Company / Analytics

Analytics, 09 April 2021

Deliveroo stock outlook

Deliveroo shares rallied this week as retail investors unconditionally traded the stock for the first time. Deliveroo became the biggest firm to raise capital at the London Bourse in almost a decade, but the stock has struggled since its tragic IPO in London last week, which saw it fall 30% on listing.

London’s Biggest IPO

Deliveroo became the biggest firm to raise capital at the London Bourse in almost a decade. But it flopped. The stock rose 3.16% to 288.86 pence in early morning London trading on Wednesday as unconditional trading in the stock began.

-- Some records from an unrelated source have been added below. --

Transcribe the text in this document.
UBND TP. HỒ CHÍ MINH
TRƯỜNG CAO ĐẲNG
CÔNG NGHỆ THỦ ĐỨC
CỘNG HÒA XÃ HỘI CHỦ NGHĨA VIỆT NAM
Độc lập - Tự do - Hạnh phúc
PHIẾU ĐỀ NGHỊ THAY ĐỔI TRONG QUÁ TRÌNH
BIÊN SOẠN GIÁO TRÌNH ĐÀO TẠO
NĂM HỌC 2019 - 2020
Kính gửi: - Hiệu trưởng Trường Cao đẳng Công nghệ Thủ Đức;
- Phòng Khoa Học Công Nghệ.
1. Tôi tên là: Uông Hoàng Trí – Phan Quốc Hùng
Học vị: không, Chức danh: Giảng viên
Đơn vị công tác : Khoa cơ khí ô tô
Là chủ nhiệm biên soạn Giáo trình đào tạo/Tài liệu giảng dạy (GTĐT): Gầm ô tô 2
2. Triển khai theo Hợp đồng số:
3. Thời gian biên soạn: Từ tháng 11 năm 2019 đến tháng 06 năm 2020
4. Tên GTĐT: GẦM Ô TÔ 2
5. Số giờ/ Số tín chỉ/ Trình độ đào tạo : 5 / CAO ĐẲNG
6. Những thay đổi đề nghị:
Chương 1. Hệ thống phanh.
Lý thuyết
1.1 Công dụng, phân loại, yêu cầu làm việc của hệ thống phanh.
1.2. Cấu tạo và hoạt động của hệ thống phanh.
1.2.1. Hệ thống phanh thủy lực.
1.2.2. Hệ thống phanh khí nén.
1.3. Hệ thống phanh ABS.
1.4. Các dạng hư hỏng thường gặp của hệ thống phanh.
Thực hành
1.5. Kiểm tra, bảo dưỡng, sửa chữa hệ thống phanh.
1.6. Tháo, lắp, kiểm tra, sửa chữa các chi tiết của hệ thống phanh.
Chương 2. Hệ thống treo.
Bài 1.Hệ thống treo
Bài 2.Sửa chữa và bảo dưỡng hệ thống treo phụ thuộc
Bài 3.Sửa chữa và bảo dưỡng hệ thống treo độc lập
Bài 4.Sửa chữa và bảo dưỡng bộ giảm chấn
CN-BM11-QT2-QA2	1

That was below the 390 pence a share at which it launched its IPO last week, which valued the Amazon-backed company at £7.6 billion.

London has seen a substantial drought of IPOs in the past few years, as many companies avoided the London Stock Exchange (LSE) partly because of Brexit issues. Deliveroo’s stock market debut was meant to be a victory for the LSE, which has been trying to attract tech listings post-Brexit to compete with rival exchanges in the U.S. and other European financial centers including Amsterdam and Frankfurt.

Deliveroo stock outlook

Deliveroo share price has been in consolidation after it tragic IPO last week. As a result, the average true range (ATR) has declined, and the price is at the same level as the moving averages. This dip likely presents a good time to buy the stock. Low volatility tends to be a signal of a calm before the storm. This means that the stock could soon rally as more buyers start coming in.

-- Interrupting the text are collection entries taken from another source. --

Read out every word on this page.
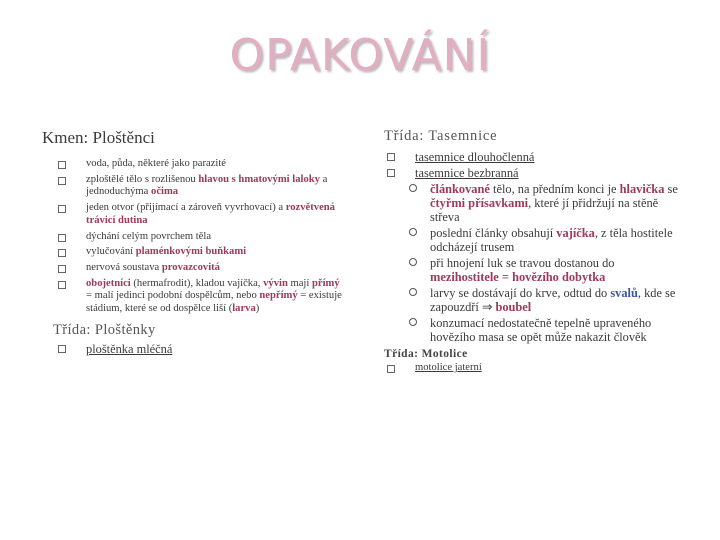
OPAKOVÁNÍ
Kmen: Ploštěnci
voda, půda, některé jako parazité
zploštělé tělo s rozlišenou hlavou s hmatovými laloky a jednoduchýma očima
jeden otvor (přijímací a zároveň vyvrhovací) a rozvětvená trávicí dutina
dýchání celým povrchem těla
vylučování plaménkovými buňkami
nervová soustava provazcovitá
obojetníci (hermafrodit), kladou vajíčka, vývin mají přímý = malí jedinci podobní dospělcům, nebo nepřímý = existuje stádium, které se od dospělce liší (larva)
Třída: Ploštěnky
ploštěnka mléčná
Třída: Tasemnice
tasemnice dlouhočlenná
tasemnice bezbranná
článkované tělo, na předním konci je hlavička se čtyřmi přísavkami, které jí přidržují na stěně střeva
poslední články obsahují vajíčka, z těla hostitele odcházejí trusem
při hnojení luk se travou dostanou do mezihostitele = hovězího dobytka
larvy se dostávají do krve, odtud do svalů, kde se zapouzdří ⇒ boubel
konzumací nedostatečně tepelně upraveného hovězího masa se opět může nakazit člověk
Třída: Motolice
motolice jaterní
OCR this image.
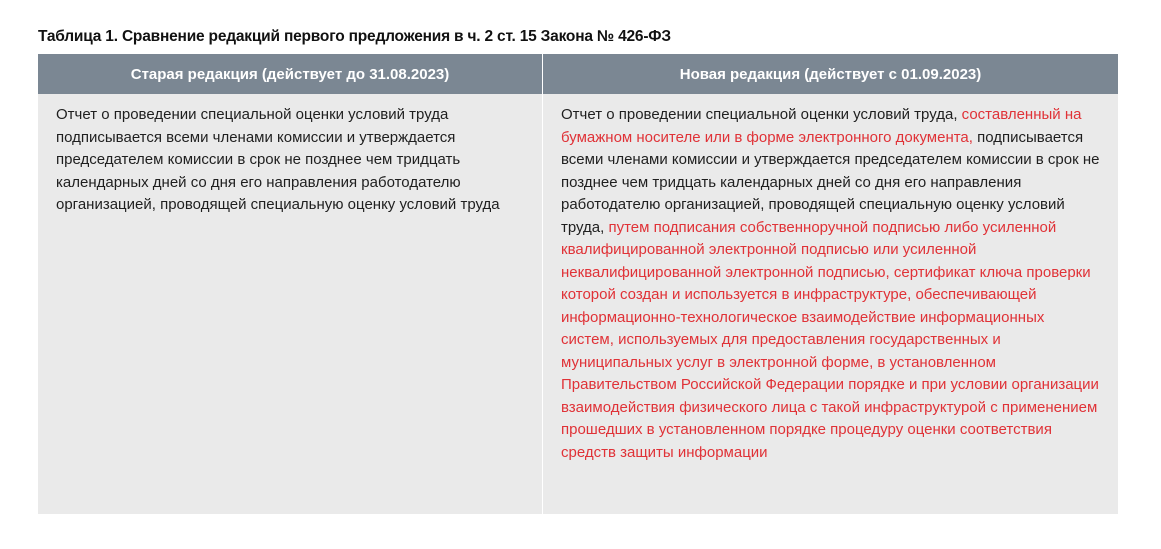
Таблица 1. Сравнение редакций первого предложения в ч. 2 ст. 15 Закона № 426-ФЗ
Старая редакция (действует до 31.08.2023)	Новая редакция (действует с 01.09.2023)
Отчет о проведении специальной оценки условий труда подписывается всеми членами комиссии и утверждается председателем комиссии в срок не позднее чем тридцать календарных дней со дня его направления работодателю организацией, проводящей специальную оценку условий труда
Отчет о проведении специальной оценки условий труда, составленный на бумажном носителе или в форме электронного документа, подписывается всеми членами комиссии и утверждается председателем комиссии в срок не позднее чем тридцать календарных дней со дня его направления работодателю организацией, проводящей специальную оценку условий труда, путем подписания собственноручной подписью либо усиленной квалифицированной электронной подписью или усиленной неквалифицированной электронной подписью, сертификат ключа проверки которой создан и используется в инфраструктуре, обеспечивающей информационно-технологическое взаимодействие информационных систем, используемых для предоставления государственных и муниципальных услуг в электронной форме, в установленном Правительством Российской Федерации порядке и при условии организации взаимодействия физического лица с такой инфраструктурой с применением прошедших в установленном порядке процедуру оценки соответствия средств защиты информации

Despite a surge in takeout orders during COVID-19 pandemic lockdowns in the U.K. and Europe, several big investors refused to buy into the IPO, citing concerns about the company’s structure, workers’ rights and regulatory risk.

Those who were willing to buy shared voiced doubts over the company’s high valuation and governance structure, which gave founder William Shu continued control of the business even after floating.

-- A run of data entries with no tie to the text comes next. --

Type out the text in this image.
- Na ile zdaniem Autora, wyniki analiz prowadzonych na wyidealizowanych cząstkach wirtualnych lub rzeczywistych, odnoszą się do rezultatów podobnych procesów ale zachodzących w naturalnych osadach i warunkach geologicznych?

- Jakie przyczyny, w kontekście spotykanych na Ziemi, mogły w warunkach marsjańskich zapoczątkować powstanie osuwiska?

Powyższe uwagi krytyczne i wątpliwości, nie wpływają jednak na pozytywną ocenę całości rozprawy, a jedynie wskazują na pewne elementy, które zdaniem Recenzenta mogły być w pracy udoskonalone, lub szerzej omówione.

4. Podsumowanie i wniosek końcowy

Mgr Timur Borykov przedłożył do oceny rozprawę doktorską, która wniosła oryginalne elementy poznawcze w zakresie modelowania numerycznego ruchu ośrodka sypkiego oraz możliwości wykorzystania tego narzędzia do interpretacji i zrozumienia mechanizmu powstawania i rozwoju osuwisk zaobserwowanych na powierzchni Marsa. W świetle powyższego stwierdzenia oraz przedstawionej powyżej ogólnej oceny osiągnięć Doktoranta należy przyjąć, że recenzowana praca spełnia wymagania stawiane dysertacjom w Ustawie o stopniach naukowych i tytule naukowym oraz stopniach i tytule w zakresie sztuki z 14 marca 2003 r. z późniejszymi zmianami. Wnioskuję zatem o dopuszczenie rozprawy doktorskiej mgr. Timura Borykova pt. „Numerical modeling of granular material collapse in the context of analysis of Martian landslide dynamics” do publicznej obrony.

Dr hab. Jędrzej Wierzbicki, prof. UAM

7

But the stock got a boost on Tuesday when Goldman Sachs, one of the main banks behind the listing, bought £75m of Deliveroo stock last week to try and prop up the IPO price. The buying accounted for a quarter of all the stock traded in the first two days after listing.

The banks working on the float have blamed short selling for Deliveroo’s poor performance. The Financial Conduct Authority (FCA)’s daily register of short disclosures so far shows no open short positions against the company.